Recovering Population:

Of all the research I have done, only one website indicated that the population of Utah Prairie Dogs is recovering. All other sites focus on the fact that the species was on the verge of extinction in the ‘70s. The governmental website, on the other hand, clearly states that the species is not only stabilized but also growing. As of “2009, the total estimated range-wide population (including juveniles) ranged from 23,752 to 54,195 animals, with an average population of 34,279.” Additionally on June 20, 2011 a survey was completed that showed that there was no need to reclassify the species as endangered despite the urging of the environmental community to do so because of the evidence of steady population growth. Under the Endangered Species Act, the term “endangered species” means any species in danger of extinction throughout all or a significant portion of its range. The term “threatened species” means any species at risk of becoming an endangered species within the foreseeable future throughout all or a significant portion of its range.
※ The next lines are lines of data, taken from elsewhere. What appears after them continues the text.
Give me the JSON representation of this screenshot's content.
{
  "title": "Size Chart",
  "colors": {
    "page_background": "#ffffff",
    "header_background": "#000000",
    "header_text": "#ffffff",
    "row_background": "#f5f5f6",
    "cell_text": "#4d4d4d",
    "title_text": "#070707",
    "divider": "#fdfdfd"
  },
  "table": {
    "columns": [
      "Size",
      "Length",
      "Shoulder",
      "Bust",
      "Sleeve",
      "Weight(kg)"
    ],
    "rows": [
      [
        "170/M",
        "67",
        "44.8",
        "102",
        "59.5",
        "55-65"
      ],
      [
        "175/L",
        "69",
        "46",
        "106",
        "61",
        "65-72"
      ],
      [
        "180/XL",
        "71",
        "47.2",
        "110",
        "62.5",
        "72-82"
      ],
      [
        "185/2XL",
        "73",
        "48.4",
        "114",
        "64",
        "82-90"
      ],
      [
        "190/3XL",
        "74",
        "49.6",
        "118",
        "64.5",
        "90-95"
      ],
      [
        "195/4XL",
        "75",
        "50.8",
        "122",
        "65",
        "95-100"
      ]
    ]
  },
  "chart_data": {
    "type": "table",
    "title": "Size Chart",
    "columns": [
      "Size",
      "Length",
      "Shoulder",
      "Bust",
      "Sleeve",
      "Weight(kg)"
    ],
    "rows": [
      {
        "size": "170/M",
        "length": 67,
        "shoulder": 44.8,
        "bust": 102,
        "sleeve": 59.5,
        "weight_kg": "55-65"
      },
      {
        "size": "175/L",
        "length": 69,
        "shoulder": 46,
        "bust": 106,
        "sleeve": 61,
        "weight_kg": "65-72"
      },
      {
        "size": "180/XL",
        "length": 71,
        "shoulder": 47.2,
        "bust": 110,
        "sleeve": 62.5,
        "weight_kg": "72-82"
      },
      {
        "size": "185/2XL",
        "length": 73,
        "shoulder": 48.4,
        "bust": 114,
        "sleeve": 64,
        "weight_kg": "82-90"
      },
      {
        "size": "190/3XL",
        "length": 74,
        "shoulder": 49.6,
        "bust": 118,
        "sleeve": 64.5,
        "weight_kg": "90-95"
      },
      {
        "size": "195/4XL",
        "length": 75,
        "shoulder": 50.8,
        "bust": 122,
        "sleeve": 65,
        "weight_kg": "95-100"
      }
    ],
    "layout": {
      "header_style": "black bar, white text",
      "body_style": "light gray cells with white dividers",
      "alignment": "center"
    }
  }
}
In simple terms: Endangered species are at risk of extinction now. Threatened species are likely to be at risk in the near future.

My opinion on the matter:

I find that while the desire to preserve the species is wise, there is a lot more than the fate of a prairie dog species going on here. From every indication the growth rate is showing that the species is stable and more. The real factor here is control of land. I know people who have prairie dogs on their land that moved in after those people moved there. One such person was at risk of federal prison and fines because his dog got loose and was chasing the prairie dogs around. Environmental activists hounded him and his family while he had to spend thousands of dollars attempting to pull permits to allow him to live in peace. BLM agents were on his property on a regular basis and at all hours.
While I am in favor of prevent another species from going extinct, I find that not all the information the environmental groups are providing is adding up. Considering that the official information shows a drastic recovery why have none of the environmental sites shown this information? Why is it that it is still a federal offense for even accidentally killing a prairie dog? As I mentioned before, there is more to this than just preserving the species. I feel this is a matter of controlling land and property rights.

How do you feel about the prairie dog issue?

  • This is a huge deal! Protect them at all costs!
  • Protect the species sure, but lets be smart about this.
  • I really don't care. It isn't my problem.
  • They are pests. Kill 'em all! Survival of the Fittest!